Image pull time without eStargz:
Image pull with eStargz:
Prefetching files
What if you wanted the runtime to always download a file and disable lazy-pulling?
eStargz supports prefetching of files. This mitigates runtime performance drawbacks caused by the on-demand fetching of each file.
The example below always pulls ls
and bash
files before starting the container:
$ cat <<EOF > /tmp/record.json
{ "path" : "/usr/bin/bash" }
{ "path" : "/usr/bin/ls" }
EOF
$ nerdctl image convert --estargz --oci \
--estargz-record-in=/tmp/record.json \
ubuntu:21.04 ubuntu:21.04-ls
Seekable OCI (SOCI)
Seekable OCI (SOCI) is a technology open sourced by AWS that enables containers to launch faster by lazily loading the container image. SOCI works by creating an index (SOCI Index) of the files within an existing container image. This index is a key enabler to launching containers faster, providing the capability of extracting an individual file from a container image before downloading the entire archive.
SOCI borrows some of the design principles from stargz-snapshotter, but takes a different approach.
A SOCI index is generated separately from the container image, and is stored in the registry as an OCI Artifact and linked back to the container image by OCI Reference Types. This means that the container images do not need to be converted, image digests do not change, and image signatures remain valid.
Most OCI registries like DockerHub and ECR do not currently support the "referrers" feature. So you cannot use SOCI unless you run a local ORAS registry.
Conclusion
If you are looking to reduce container start time for your workloads, eStargz snapshotter is definitely worth a look. You’ll have to change your existing container build pipelines to add a step to convert images though. When SOCI support is available in OCI registries, you’ll be able to lazily-pull images without converting them first.

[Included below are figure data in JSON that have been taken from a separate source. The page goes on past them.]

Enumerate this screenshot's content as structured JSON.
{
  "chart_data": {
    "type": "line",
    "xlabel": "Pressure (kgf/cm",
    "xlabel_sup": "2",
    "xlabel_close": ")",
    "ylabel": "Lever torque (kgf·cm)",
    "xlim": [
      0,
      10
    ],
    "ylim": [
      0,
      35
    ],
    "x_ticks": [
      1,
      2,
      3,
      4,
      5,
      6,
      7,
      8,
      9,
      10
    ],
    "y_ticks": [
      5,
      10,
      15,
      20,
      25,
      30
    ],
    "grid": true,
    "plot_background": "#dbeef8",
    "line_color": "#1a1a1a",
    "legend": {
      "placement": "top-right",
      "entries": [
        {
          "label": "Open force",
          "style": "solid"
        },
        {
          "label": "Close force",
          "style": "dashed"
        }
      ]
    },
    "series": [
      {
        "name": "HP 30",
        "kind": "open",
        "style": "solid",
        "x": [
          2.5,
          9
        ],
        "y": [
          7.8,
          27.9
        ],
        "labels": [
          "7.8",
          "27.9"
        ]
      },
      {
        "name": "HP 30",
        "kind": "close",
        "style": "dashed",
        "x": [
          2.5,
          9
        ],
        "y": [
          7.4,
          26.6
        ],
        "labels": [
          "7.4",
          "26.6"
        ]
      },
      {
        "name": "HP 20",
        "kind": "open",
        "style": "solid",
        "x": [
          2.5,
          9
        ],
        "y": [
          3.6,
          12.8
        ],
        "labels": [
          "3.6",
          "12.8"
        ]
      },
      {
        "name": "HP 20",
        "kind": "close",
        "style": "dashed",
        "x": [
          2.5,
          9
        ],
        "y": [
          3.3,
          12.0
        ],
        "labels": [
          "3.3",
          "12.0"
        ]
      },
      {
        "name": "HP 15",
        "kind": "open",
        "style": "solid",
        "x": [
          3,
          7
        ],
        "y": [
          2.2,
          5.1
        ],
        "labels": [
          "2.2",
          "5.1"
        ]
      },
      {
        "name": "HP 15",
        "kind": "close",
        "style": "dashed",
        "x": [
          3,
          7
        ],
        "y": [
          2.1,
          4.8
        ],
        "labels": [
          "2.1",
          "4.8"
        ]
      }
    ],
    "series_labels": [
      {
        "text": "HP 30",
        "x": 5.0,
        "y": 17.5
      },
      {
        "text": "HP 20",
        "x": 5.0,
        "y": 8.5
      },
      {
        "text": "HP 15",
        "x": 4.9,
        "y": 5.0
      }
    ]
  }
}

You’ll also have to install eStargz snapshotter on your nodes and configure containerd to use the plugin. Creating a custom AMI or using AWS Systems manager will be the best way to do that. You could also use a DaemonSet to configure the system, but keep in mind that you’ll need to account for restarting the containerd and kubelet.